Public consultations will follow Anne Hidalgo's proposal to turn two-lane riverside road through central Paris into a pedestrian path and gardens.

La rédaction de Mediapart

This article is freely available.

The mayor of Paris has fired another salvo in the war against motorists and choking pollution with a plan to turn the right bank of the River Seine into a pedestrian zone, reports The Guardian.

A busy highway flanking the river bank of the French capital would be replaced by waterside gardens, children’s play areas and grassy walkways. At its most ambitious, the 8-million-euro project launched by the socialist mayor, Anne Hidalgo, would allow pedestrians to stroll along a vehicle-free stretch from Place de la Bastille, also due to undergo a facelift under other plans, to the Eiffel Tower.

Public consultation will begin in June to decide how much of the river bank road network should be closed to traffic.

Hidalgo’s predecessor, Bertrand Delanoë, pedestrianised part of the left bank of the Seine between the Pont Royal and the Pont de l’Alma in the summer of 2013, a move deemed a success by city officials, but which has infuriated drivers.
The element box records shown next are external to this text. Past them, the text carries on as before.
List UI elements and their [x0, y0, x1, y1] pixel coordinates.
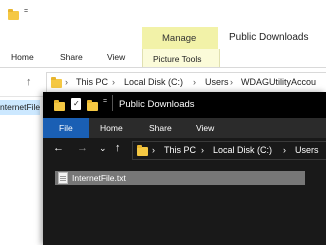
- tab-home[interactable]: Home: [100, 123, 123, 133]
- dark-titlebar: ✓ = Public Downloads: [43, 92, 326, 118]
- recent-locations-icon[interactable]: ⌄: [99, 143, 107, 154]
- folder-icon: [8, 9, 19, 20]
- tab-view[interactable]: View: [196, 123, 214, 133]
- bg-crumb-users[interactable]: Users: [205, 77, 229, 87]
- address-separator: ›: [230, 77, 233, 87]
- crumb-this-pc[interactable]: This PC: [164, 145, 196, 155]
- bg-tab-home[interactable]: Home: [11, 52, 34, 62]
- bg-tab-share[interactable]: Share: [60, 52, 83, 62]
- folder-icon: [51, 77, 62, 88]
- bg-crumb-wdag[interactable]: WDAGUtilityAccou: [241, 77, 326, 87]
- picture-tools-label: Picture Tools: [153, 54, 202, 64]
- dark-ribbon-tabs: File Home Share View: [43, 118, 326, 138]
- bg-crumb-this-pc[interactable]: This PC: [76, 77, 108, 87]
- forward-icon[interactable]: →: [77, 143, 88, 154]
- back-icon[interactable]: ←: [53, 143, 64, 154]
- bg-tab-view[interactable]: View: [107, 52, 125, 62]
- bg-address-bar[interactable]: › This PC › Local Disk (C:) › Users › WD…: [46, 72, 326, 94]
- address-separator: ›: [65, 77, 68, 87]
- check-icon[interactable]: ✓: [71, 98, 81, 110]
- dark-qa-dropdown-icon[interactable]: =: [103, 98, 107, 105]
- picture-tools-tab[interactable]: Picture Tools: [142, 49, 220, 68]
- bg-file-item[interactable]: nternetFile: [0, 100, 40, 115]
- crumb-users[interactable]: Users: [295, 145, 319, 155]
- address-separator: ›: [112, 77, 115, 87]
- tab-file-label: File: [59, 123, 73, 133]
- file-item-internetfile[interactable]: InternetFile.txt: [55, 171, 305, 185]
- bg-crumb-local-disk[interactable]: Local Disk (C:): [124, 77, 183, 87]
- bg-file-name: nternetFile: [0, 102, 41, 112]
- manage-tab[interactable]: Manage: [142, 27, 218, 49]
- crumb-local-disk[interactable]: Local Disk (C:): [213, 145, 272, 155]
- title-separator: [112, 95, 113, 111]
- qa-dropdown-icon[interactable]: =: [24, 8, 28, 15]
- bg-up-icon[interactable]: ↑: [26, 77, 32, 88]
- address-separator: ›: [283, 145, 286, 155]
- manage-label: Manage: [162, 33, 197, 44]
- text-file-icon: [58, 172, 68, 184]
- bg-window-title: Public Downloads: [229, 32, 309, 43]
- folder-icon: [137, 145, 148, 156]
- dark-explorer-window: ✓ = Public Downloads File Home Share Vie…: [43, 92, 326, 245]
- dark-window-title: Public Downloads: [119, 99, 195, 110]
- address-separator: ›: [152, 145, 155, 155]
- file-name: InternetFile.txt: [72, 173, 126, 183]
- tab-file[interactable]: File: [43, 118, 89, 138]
- address-separator: ›: [201, 145, 204, 155]
- folder-icon[interactable]: [87, 100, 98, 111]
- dark-address-bar[interactable]: › This PC › Local Disk (C:) › Users: [132, 141, 326, 160]
- tab-share[interactable]: Share: [149, 123, 172, 133]
- folder-icon: [54, 100, 65, 111]
- up-icon[interactable]: ↑: [115, 143, 121, 154]
- address-separator: ›: [193, 77, 196, 87]
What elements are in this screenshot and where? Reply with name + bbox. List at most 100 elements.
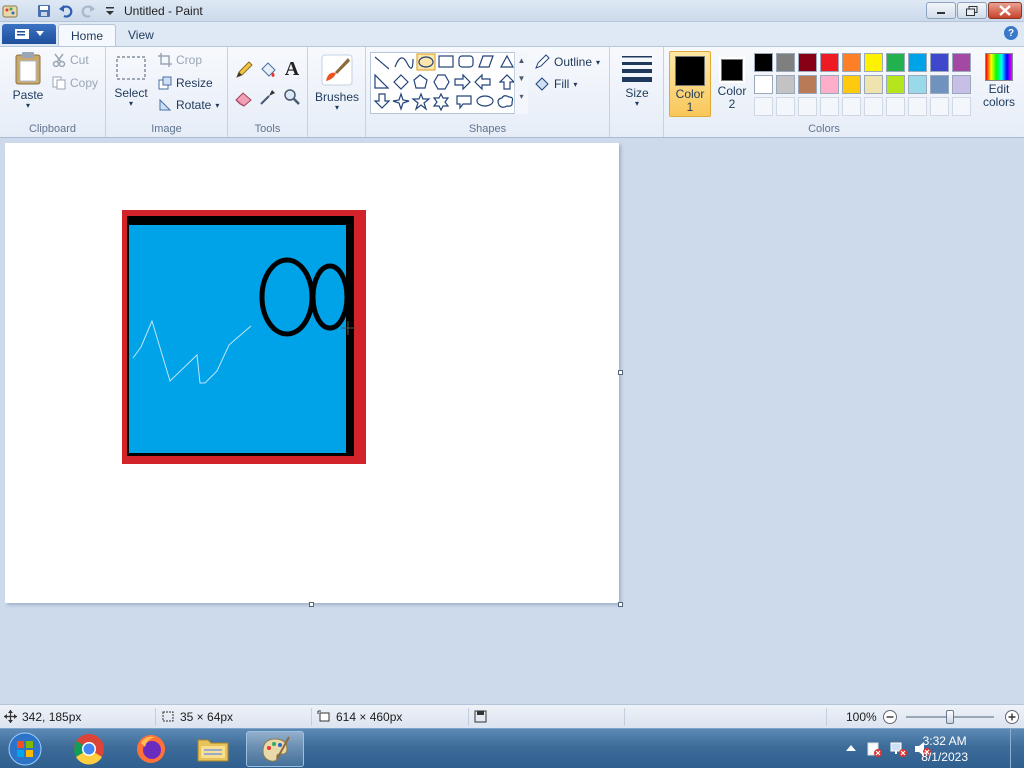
palette-swatch[interactable] [864, 53, 883, 72]
colors-group-label: Colors [808, 123, 840, 135]
palette-swatch[interactable] [908, 53, 927, 72]
fill-bucket-icon[interactable] [258, 60, 278, 80]
edit-colors-button[interactable]: Edit colors [976, 51, 1022, 117]
copy-label: Copy [70, 76, 99, 90]
scissors-icon [52, 53, 66, 67]
color1-swatch [675, 56, 705, 86]
text-tool-icon[interactable]: A [282, 58, 302, 80]
drawing-canvas[interactable] [5, 143, 619, 603]
copy-button[interactable]: Copy [52, 76, 98, 90]
palette-swatch[interactable] [930, 53, 949, 72]
color-picker-icon[interactable] [258, 87, 278, 107]
palette-swatch[interactable] [754, 75, 773, 94]
edit-colors-line2: colors [982, 95, 1015, 109]
show-hidden-icons-arrow[interactable] [846, 744, 856, 752]
tab-home[interactable]: Home [58, 24, 117, 46]
shapes-scroll[interactable]: ▲ ▼ ▾ [514, 52, 528, 114]
palette-swatch[interactable] [842, 53, 861, 72]
paint-palette-icon [262, 736, 290, 762]
chrome-icon [74, 734, 104, 765]
palette-swatch[interactable] [776, 53, 795, 72]
palette-empty-swatch[interactable] [930, 97, 949, 116]
network-icon[interactable] [890, 741, 908, 757]
fill-label: Fill [554, 77, 570, 91]
eraser-icon[interactable] [234, 87, 254, 107]
size-button[interactable]: Size ▾ [616, 53, 658, 108]
shape-icons [373, 53, 516, 112]
palette-empty-swatch[interactable] [886, 97, 905, 116]
paste-label: Paste [12, 88, 44, 102]
palette-swatch[interactable] [952, 75, 971, 94]
zoom-in-icon[interactable] [1004, 709, 1020, 725]
selection-size: 35 × 64px [180, 710, 234, 724]
resize-handle-bottom[interactable] [309, 602, 314, 607]
image-group: Select ▾ Crop Resize Rotate ▾ Image [106, 47, 228, 137]
close-icon [999, 5, 1011, 16]
palette-empty-swatch[interactable] [798, 97, 817, 116]
close-button[interactable] [988, 2, 1022, 19]
palette-empty-swatch[interactable] [842, 97, 861, 116]
resize-button[interactable]: Resize [158, 76, 213, 90]
cut-button[interactable]: Cut [52, 53, 89, 67]
palette-swatch[interactable] [754, 53, 773, 72]
palette-empty-swatch[interactable] [754, 97, 773, 116]
outline-pen-icon [535, 54, 550, 69]
minimize-button[interactable] [926, 2, 956, 19]
magnifier-icon[interactable] [282, 87, 302, 107]
pencil-icon[interactable] [234, 60, 254, 80]
palette-swatch[interactable] [820, 75, 839, 94]
resize-handle-right[interactable] [618, 370, 623, 375]
fill-button[interactable]: Fill ▾ [534, 76, 577, 92]
palette-empty-swatch[interactable] [864, 97, 883, 116]
paint-app-icon[interactable] [2, 3, 18, 19]
palette-swatch[interactable] [908, 75, 927, 94]
palette-swatch[interactable] [798, 53, 817, 72]
taskbar-file-explorer[interactable] [186, 731, 240, 767]
taskbar-firefox[interactable] [124, 731, 178, 767]
zoom-slider-thumb[interactable] [946, 710, 954, 724]
taskbar-paint[interactable] [246, 731, 304, 767]
restore-button[interactable] [957, 2, 987, 19]
palette-empty-swatch[interactable] [776, 97, 795, 116]
customize-toolbar-icon[interactable] [102, 3, 118, 19]
taskbar-clock[interactable]: 3:32 AM 8/1/2023 [921, 733, 968, 765]
palette-swatch[interactable] [952, 53, 971, 72]
help-icon[interactable]: ? [1004, 26, 1018, 40]
undo-icon[interactable] [58, 3, 74, 19]
color1-button[interactable]: Color 1 [669, 51, 711, 117]
palette-empty-swatch[interactable] [952, 97, 971, 116]
color2-label-line2: 2 [728, 97, 736, 111]
palette-swatch[interactable] [842, 75, 861, 94]
palette-empty-swatch[interactable] [908, 97, 927, 116]
palette-swatch[interactable] [798, 75, 817, 94]
palette-empty-swatch[interactable] [820, 97, 839, 116]
outline-button[interactable]: Outline ▾ [534, 54, 600, 70]
resize-handle-corner[interactable] [618, 602, 623, 607]
palette-swatch[interactable] [820, 53, 839, 72]
color1-label-line2: 1 [686, 100, 694, 114]
brushes-button[interactable]: Brushes ▾ [312, 53, 362, 112]
rotate-button[interactable]: Rotate ▾ [158, 98, 219, 112]
paste-button[interactable]: Paste ▾ [8, 51, 48, 113]
taskbar-chrome[interactable] [62, 731, 116, 767]
palette-swatch[interactable] [930, 75, 949, 94]
select-button[interactable]: Select ▾ [112, 53, 150, 108]
zoom-out-icon[interactable] [882, 709, 898, 725]
cursor-position: 342, 185px [22, 710, 82, 724]
palette-swatch[interactable] [886, 53, 905, 72]
tab-view[interactable]: View [116, 24, 166, 46]
save-icon[interactable] [36, 3, 52, 19]
outline-label: Outline [554, 55, 593, 69]
paint-menu-button[interactable] [2, 24, 56, 44]
action-center-icon[interactable] [866, 741, 882, 757]
color2-button[interactable]: Color 2 [714, 51, 750, 117]
palette-swatch[interactable] [864, 75, 883, 94]
start-button[interactable] [0, 731, 50, 767]
zoom-level: 100% [846, 710, 877, 724]
palette-swatch[interactable] [776, 75, 795, 94]
palette-swatch[interactable] [886, 75, 905, 94]
show-desktop-button[interactable] [1010, 729, 1024, 768]
redo-icon[interactable] [80, 3, 96, 19]
crop-button[interactable]: Crop [158, 53, 202, 67]
right-arrow-shape-icon [454, 73, 471, 91]
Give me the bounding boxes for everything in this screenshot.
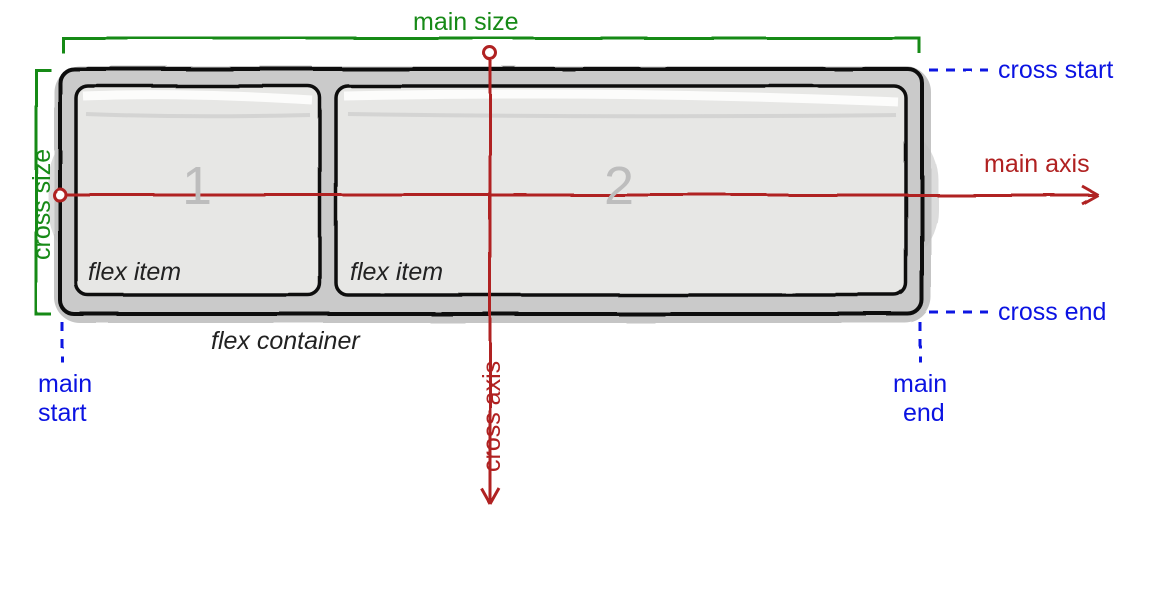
item-number-2: 2	[604, 155, 634, 217]
flex-item-label-1: flex item	[88, 258, 181, 287]
flex-item-label-2: flex item	[350, 258, 443, 287]
cross-axis-label: cross axis	[478, 361, 507, 472]
main-start-label-1: main	[38, 370, 92, 399]
flex-container-label: flex container	[211, 327, 360, 356]
cross-size-label: cross size	[28, 149, 57, 260]
diagram-canvas	[0, 0, 1171, 600]
main-end-label-1: main	[893, 370, 947, 399]
main-end-label-2: end	[903, 399, 945, 428]
main-start-label-2: start	[38, 399, 87, 428]
main-axis-label: main axis	[984, 150, 1090, 179]
cross-start-label: cross start	[998, 56, 1113, 85]
cross-end-label: cross end	[998, 298, 1106, 327]
main-size-label: main size	[413, 8, 519, 37]
item-number-1: 1	[182, 155, 212, 217]
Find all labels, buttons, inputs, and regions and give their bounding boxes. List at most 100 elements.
The latest scheme to pedestrianise a highway along which 2,700 vehicles pass each hour at peak times, has been opposed by the group 40 Million Motorists, which has launched an online petition.

Hidalgo has said that in the campaign to drive cars from the French capital’s streets a certain philosophy is required. “It’s an urban project, something almost philosophical, which involves envisaging the city in an alternative way than through the use of cars,” Hidalgo said, adding that “reconquering the banks of the Seine” would be one of the highlights of her administration.

She said the plan involved handing over the right bank of the Seine to pedestrians after the annual Paris Plage festival, during which the riverbank is turned into an urban “beach” with sand and palm trees, in 2016.

City Hall experts say the plan to reclaim the riverbanks from traffic would lead to an average drop of 15% in nitrogen dioxide levels as well as a reduction in noise pollution.